Tristan Bourlard directed films, documentaries and television shows for 15 years. In 1994, he received the « Prix Européen du Meilleur Film Scientifique » at the « Festival Scientifique de Palaiseau » in France for « De Mercator aux satellites, histoires cartographiques ». In 1999, the documentary « Matamata et Pilipili » received the « Contribution Award » at the « Margareth Mead Film & Video Festival » in New York. He’s also directed six documentaries for two thematic evenings on ARTE. In 2002, he directed the historical and scientific documentary « La place du mort » for the RTBF and received the « Premier Prix du Film Pédagogique » at the « Festival du Film Archéologique Kinéon » in Brussels.
François De Smet was born in 1977. He studied Philosophy, before working for several years in the political sphere, and conducting research in political philosophy at the « Université Libre de Bruxelles ». He is the author of « Les Droits de l’homme: origines et aléas d’une idéologie moderne »  and numerous articles on racism, cultural diversity or citizenship.
Andrew Prescott was appointed as first Director of the Centre for Research into Freemasonry in the University of Sheffield in 2000. Andrew has lectured and published widely on the history of freemasonry since the establishment of the Centre in 2001.
Keith Moore is Head of the Library and the Archives of the Royal Society.
Roger Dachez is director, since 1992, of the review for masonic studies, “Renaissance Traditionelle”. He is currently president of the “Institut Maçonnique de France”.
Jessica Harland-Jacobs is assistant professor of history at the University of Florida. She recently published Builders of Empire - Freemasonry and British Imperialism, 1717-1927.
David Stevenson was the first professional historian to study the records of the early lodges of freemasonry in Scotland, publishing 'The Origins of Freemasonry. Scotland's Century, 1590-1710' in 1988.
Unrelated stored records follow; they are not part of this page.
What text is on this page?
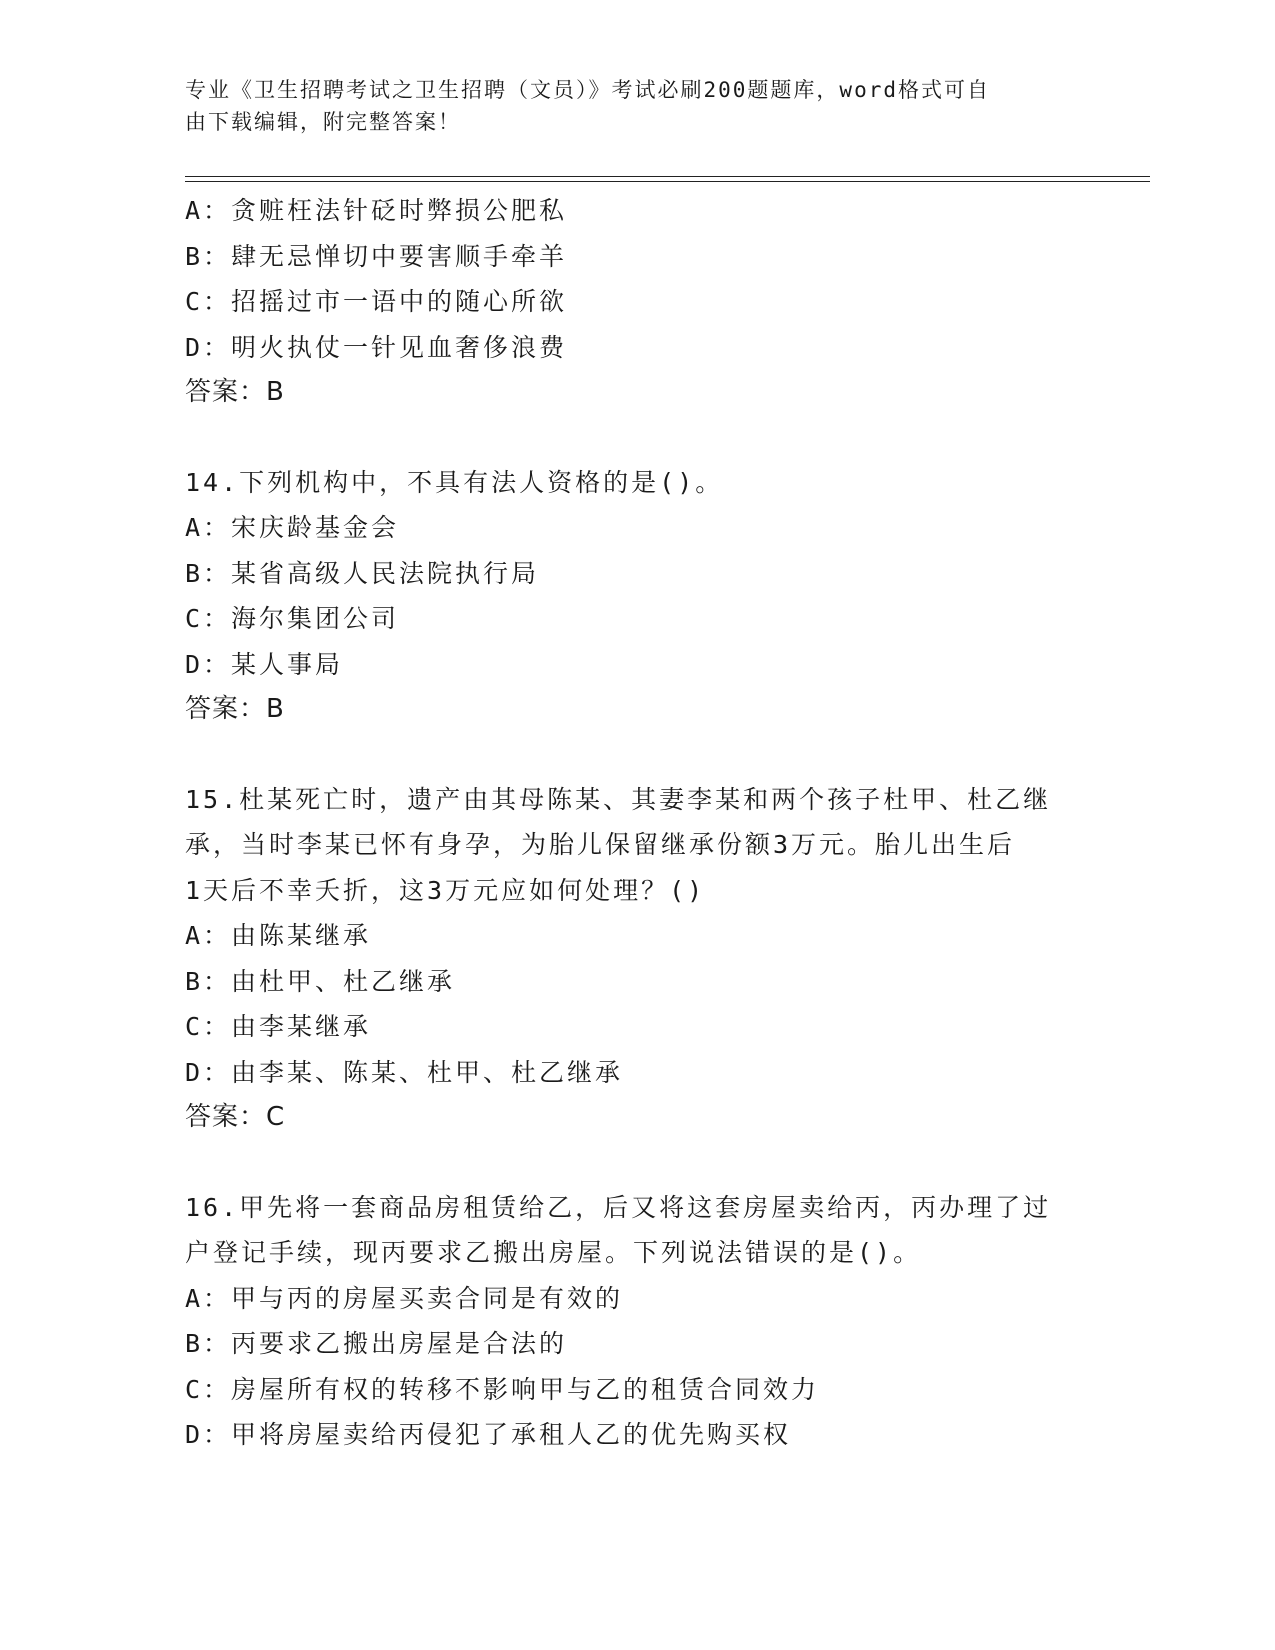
专业《卫生招聘考试之卫生招聘（文员）》考试必刷200题题库，word格式可自
由下载编辑，附完整答案！
A：贪赃枉法针砭时弊损公肥私
B：肆无忌惮切中要害顺手牵羊
C：招摇过市一语中的随心所欲
D：明火执仗一针见血奢侈浪费
答案：B
14.下列机构中，不具有法人资格的是()。
A：宋庆龄基金会
B：某省高级人民法院执行局
C：海尔集团公司
D：某人事局
答案：B
15.杜某死亡时，遗产由其母陈某、其妻李某和两个孩子杜甲、杜乙继
承，当时李某已怀有身孕，为胎儿保留继承份额3万元。胎儿出生后
1天后不幸夭折，这3万元应如何处理？()
A：由陈某继承
B：由杜甲、杜乙继承
C：由李某继承
D：由李某、陈某、杜甲、杜乙继承
答案：C
16.甲先将一套商品房租赁给乙，后又将这套房屋卖给丙，丙办理了过
户登记手续，现丙要求乙搬出房屋。下列说法错误的是()。
A：甲与丙的房屋买卖合同是有效的
B：丙要求乙搬出房屋是合法的
C：房屋所有权的转移不影响甲与乙的租赁合同效力
D：甲将房屋卖给丙侵犯了承租人乙的优先购买权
Ewan Rutherford was Venerable Master Mason at the Mary Chapel Lodge in Edinburgh, Scotland, one of the oldest in the world.
John Hamill is Director of Communications for the United Grand Lodge of England. He is a past Grand Lodge Librarian and Curator (1993-1999), and a Past Master of the research lodge, Quatuor Coronati Lodge No. 2076 (1995).
Robert L. D. Cooper has been the Curator of the Library and Museum of the Grand Lodge of Antient Free and Accepted Masons of Scotland for 14 years. He is the author of: The Rosslyn Hoax?, Cracking the Freemason's Code.
This well documented and professional directed film is a genuine historical investigation about the origins of Freemasonry: no fanciful hypotheses, no speculative allegations but facts against fiction.
Some authors states that Freemasonry is descended from the Medieval Order of Knights Templar or from the Alchemists but it is an hypothesis, even although many writers claim to be able provide evidence thereby making it a theory. Sadly, nearly all such evidence used is not valid evidence at all but is merely material which has been manipulated or reinterpreted to make it appear to support the hypothesis.
The reality is that we have no written documents about the foundation of the first Grand Lodge in 1717, no evidence that the members of the four lodge meeting at Goose and Gridiron Tavern were the successors of the operative stonemasonry which transmitted them its rituals.
John Hamill says that "the analysis of the context in England at 1717 demonstrate that the operative lodges had disappeared since a long time, whatever the four London Lodges were at that time, it is established that they could not have been the successors of the Stonemason's Lodges".
In order to understand the sources of Freemasonry the film goes back to the Scottish stonemasons at the end of the 16th century where for the first time gentlemen were admitted in the stonemasons' lodges.
Bob Cooper calls William Schaw as 'The Father of Freemasonry' and 'The First Modern Freemason'. But why is Schaw so much relevant for Freemasons?
Because William Schaw (c.1550-1602) is of crucial importance in the process of the transition from stonemasonry to modern Freemasonry. The reasons are simple. Stonemasons’ lodges existed all over Scotland and in 1583 Schaw became responsible for them. He was a senior civil servant and formalised what seems to have been a very loose confederation of lodges, which had no set rules and no set procedures. Schaw changed that by writing the now famous Schaw Statutes of 1598 and 1599, which set down specific rules and regulations for all Scottish lodges.
The transition from stonemasons’ lodges to modern speculative Masonic lodges is well documented in Scottish records, and that's why I assume the authors Bourland and De Smet entitle the film 'The Scottish Key'.
This remarkable documentary film not only investigate the origins of Freemasonry, it shows us what freemasonry is: an initiation-based society which people enter in order to have socials contacts with other human beings in an environment - the lodge - where religious, political and cultural differences are put aside, all this to promote the moral idea to make good men better.